Supply chain management:

  • Zara produces around 450 million items a year. How can it stay so efficient with the sheer volume that passes through its supply chain? Ensuring all this runs smoothly is what Zara does the best.
  • Zara has revolutionized the world of fashion by bringing out a large number of collections each season, instead of the same old two collections every year – one for spring-summer, and another for fall-winter – which has been the norm in the fashion industry.
  • Zara has set the standard for the fashion sector because it manages to “design, produce, distribute and sell its collections in only four weeks.
  • Zara’s success relies on keeping a significant amount of its production in-house and making sure that its own factories reserve 85 percent of their capacity for in-season adjustments. In-house production allows the organization to be flexible in the amount, frequency, and variety of new products to be launched.

High turnover of products:

  • If a certain style or design becomes the new must-have on the street, Zara gets to work. Designers churn out the new styles and they’re fast-tracked to stores while the trend is still going strong.
  • Store managers communicate customer feedback on what shoppers like, what they dislike, and what they’re looking for. That demand forecasting data is instantly funnelled back to Zara’s designers, who begin sketching on the spot.
  • It adapts couture designs, manufactures, distributes, and retails clothes within two weeks of the original design first appearing on catwalks. This is in stark contrast to the average six months it takes to produces items in the fashion industry.
  • The stock changes so quickly that shoppers are motivated with a “now-or-never” choice each time they try on a new top that won’t be in the store they next time they visit.

Strong distribution network:

  • Zara is all about timing. Its products wind up on the shelves and clothing racks of its shops because Zara produces them by itself and only continues to manufacture those products that sell the best within its stores. As a result, “customers of Zara know that if they like a garment, they have to buy it right away because it can go out of stock and never come back
  • Zara’s strong distribution network enables the company to deliver goods to its European stores within 24 hours, and to its American and Asian outlets in less than 40 hours.
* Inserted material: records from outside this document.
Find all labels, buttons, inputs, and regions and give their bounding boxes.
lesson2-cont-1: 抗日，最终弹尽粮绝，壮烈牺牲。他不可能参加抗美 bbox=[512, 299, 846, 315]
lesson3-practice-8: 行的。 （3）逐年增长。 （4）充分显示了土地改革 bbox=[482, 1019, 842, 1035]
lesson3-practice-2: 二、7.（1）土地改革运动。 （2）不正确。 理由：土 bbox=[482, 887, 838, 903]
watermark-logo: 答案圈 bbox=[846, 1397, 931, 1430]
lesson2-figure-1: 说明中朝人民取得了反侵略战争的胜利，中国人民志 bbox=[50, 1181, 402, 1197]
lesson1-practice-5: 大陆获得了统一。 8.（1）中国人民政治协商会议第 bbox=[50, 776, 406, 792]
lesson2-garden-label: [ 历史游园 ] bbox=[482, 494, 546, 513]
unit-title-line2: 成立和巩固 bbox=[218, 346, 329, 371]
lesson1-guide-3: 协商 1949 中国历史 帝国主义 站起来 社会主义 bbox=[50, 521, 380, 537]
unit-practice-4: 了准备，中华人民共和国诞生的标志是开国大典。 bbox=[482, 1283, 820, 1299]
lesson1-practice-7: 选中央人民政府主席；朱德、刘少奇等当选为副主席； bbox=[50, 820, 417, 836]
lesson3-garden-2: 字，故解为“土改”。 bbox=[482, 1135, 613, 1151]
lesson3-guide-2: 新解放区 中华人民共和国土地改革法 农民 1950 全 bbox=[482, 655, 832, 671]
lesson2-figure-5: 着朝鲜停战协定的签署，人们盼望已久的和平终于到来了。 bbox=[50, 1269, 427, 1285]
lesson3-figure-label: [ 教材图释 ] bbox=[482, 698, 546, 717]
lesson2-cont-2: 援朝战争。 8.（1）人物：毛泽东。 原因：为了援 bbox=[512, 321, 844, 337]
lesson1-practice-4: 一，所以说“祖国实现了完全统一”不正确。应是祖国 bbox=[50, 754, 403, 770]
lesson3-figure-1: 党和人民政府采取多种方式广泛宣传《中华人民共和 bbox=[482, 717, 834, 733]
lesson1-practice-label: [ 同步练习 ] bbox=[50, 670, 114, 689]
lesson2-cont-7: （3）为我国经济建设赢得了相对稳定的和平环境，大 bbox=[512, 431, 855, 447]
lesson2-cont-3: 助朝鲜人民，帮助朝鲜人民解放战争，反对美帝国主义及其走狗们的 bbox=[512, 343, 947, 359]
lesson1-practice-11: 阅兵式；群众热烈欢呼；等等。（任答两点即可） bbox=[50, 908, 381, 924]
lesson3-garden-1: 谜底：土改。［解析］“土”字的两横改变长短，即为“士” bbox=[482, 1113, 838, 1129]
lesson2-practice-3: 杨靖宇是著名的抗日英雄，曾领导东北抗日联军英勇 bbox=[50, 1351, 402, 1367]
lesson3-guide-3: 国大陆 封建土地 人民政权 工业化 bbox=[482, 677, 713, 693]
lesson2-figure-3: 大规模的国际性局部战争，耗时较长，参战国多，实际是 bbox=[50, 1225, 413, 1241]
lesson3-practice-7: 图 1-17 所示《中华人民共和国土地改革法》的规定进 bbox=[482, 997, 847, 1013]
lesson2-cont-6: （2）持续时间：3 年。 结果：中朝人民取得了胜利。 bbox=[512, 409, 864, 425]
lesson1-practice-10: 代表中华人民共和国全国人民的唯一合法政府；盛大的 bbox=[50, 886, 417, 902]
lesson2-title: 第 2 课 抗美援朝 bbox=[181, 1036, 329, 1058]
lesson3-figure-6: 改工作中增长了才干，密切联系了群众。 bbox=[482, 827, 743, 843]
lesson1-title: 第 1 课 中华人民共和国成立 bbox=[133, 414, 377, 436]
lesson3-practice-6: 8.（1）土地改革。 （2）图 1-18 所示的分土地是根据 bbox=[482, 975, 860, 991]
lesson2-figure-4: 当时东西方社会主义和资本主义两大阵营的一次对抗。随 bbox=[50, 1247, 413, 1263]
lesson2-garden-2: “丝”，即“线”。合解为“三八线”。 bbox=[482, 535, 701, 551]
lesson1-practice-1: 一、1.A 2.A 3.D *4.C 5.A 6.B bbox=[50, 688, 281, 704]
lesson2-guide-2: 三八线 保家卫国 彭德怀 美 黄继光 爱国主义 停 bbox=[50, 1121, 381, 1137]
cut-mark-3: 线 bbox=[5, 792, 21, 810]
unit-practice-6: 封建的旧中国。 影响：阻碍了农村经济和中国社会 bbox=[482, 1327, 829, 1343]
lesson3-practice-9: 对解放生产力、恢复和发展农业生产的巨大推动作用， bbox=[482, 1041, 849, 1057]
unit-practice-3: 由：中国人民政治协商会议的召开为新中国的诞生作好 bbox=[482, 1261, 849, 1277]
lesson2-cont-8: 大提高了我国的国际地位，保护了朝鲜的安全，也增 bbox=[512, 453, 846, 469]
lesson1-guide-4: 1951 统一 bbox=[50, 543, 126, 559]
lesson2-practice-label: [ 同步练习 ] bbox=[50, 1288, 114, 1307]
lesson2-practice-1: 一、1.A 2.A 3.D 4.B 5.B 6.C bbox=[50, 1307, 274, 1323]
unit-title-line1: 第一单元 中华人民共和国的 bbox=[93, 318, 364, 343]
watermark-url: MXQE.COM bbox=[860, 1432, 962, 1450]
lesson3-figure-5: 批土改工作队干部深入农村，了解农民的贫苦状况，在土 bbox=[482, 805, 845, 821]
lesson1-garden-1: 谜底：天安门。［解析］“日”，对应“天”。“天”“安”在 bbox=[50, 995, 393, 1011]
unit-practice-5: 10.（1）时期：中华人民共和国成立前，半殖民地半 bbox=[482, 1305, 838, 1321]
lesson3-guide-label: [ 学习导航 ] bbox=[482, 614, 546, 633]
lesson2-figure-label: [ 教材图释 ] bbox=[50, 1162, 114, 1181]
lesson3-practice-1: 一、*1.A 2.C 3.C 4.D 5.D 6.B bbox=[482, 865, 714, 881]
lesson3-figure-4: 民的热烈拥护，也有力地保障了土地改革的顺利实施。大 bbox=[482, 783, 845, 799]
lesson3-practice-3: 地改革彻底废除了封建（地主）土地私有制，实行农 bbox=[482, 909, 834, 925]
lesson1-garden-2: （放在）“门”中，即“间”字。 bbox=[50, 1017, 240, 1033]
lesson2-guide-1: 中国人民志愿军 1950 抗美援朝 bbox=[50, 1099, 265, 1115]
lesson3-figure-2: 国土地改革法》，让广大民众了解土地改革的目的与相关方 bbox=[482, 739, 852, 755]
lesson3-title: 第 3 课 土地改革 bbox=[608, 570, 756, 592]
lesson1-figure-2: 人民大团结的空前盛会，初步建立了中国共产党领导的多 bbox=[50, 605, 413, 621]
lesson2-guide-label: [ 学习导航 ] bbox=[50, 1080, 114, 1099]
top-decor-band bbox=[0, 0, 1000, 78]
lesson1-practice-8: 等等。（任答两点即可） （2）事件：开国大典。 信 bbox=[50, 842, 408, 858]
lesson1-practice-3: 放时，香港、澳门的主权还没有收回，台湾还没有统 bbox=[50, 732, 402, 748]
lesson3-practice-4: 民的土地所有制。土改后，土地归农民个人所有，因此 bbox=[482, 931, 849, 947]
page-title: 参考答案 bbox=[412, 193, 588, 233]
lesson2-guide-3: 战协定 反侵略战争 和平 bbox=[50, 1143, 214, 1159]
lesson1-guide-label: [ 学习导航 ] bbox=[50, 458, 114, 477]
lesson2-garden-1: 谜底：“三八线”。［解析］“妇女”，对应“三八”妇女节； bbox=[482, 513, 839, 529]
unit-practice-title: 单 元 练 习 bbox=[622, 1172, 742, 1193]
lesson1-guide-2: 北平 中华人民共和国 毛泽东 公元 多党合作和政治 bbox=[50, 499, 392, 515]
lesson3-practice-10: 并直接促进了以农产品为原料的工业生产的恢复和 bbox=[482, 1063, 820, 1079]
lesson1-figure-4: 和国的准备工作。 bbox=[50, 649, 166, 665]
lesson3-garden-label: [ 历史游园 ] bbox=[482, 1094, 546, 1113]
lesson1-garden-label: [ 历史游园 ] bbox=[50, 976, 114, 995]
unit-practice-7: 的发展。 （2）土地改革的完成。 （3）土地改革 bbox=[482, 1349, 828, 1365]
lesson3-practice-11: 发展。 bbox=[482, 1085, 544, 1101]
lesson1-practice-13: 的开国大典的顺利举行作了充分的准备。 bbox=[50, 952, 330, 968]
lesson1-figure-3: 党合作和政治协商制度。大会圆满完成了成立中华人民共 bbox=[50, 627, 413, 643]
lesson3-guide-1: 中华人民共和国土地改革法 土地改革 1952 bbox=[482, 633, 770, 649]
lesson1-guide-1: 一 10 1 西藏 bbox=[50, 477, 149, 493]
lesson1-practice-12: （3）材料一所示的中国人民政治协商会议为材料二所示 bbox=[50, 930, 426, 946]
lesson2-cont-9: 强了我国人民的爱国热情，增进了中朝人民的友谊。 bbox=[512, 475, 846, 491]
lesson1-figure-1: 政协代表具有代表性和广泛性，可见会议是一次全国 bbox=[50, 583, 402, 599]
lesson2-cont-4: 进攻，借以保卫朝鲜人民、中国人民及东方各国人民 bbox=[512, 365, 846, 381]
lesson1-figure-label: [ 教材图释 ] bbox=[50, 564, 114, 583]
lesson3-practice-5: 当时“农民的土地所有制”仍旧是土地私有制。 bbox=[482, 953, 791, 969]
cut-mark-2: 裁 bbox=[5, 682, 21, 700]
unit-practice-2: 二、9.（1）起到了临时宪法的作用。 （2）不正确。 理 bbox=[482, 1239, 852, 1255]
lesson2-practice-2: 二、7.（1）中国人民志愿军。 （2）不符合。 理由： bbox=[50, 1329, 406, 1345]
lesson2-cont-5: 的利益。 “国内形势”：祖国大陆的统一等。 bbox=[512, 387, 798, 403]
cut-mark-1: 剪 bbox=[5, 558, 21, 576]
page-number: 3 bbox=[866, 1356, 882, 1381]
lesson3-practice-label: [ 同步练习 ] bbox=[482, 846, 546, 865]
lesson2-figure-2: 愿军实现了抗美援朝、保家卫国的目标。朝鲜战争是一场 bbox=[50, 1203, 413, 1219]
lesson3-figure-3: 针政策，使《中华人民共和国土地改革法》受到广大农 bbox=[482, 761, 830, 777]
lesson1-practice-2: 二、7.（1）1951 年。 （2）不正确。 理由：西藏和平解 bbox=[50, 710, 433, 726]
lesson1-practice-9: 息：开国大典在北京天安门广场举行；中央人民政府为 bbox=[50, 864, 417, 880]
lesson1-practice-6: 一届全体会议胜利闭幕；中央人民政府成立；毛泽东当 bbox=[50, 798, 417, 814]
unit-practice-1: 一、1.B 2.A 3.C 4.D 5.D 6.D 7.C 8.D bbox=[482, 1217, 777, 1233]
Beating out the competition:

  • As a brand, their speed and responsiveness to the latest fashion trends are key to Zara’s competitive advantage.
  • Nowadays, it seems that none of its main competitors like Sweden’s H&M, Spain’s Mango and America’s The Gap – have a more flexible and efficient model than Zara when it comes to offering
    • The latest fashion
    • The lowest possible price
    • The shortest possible time

No advertising cost:

  • Zara spends no advertising cost rather spreading the word about the company depends on the word of mouth and on its landmark retail outlets in high-end locations
  • Zara has used almost a zero advertising and endorsement policy throughout its entire existence, preferring to invest a percentage of its revenues in opening new stores instead

Retail outlet in high end locations:

  • Zara invests a lot to get its retail outlet in high end locations such as Fifth Avenue in New York City, and Oxford Street in London.
  • Instead of advertising, Zara uses its store location and store displays as key elements of its marketing strategy. By choosing to be in the most prominent locations in a city, Zara ensures very high customer traffic for its stores.
  • A lot of time and effort is spent designing the window displays of the stores to be artistic and attention grabbing.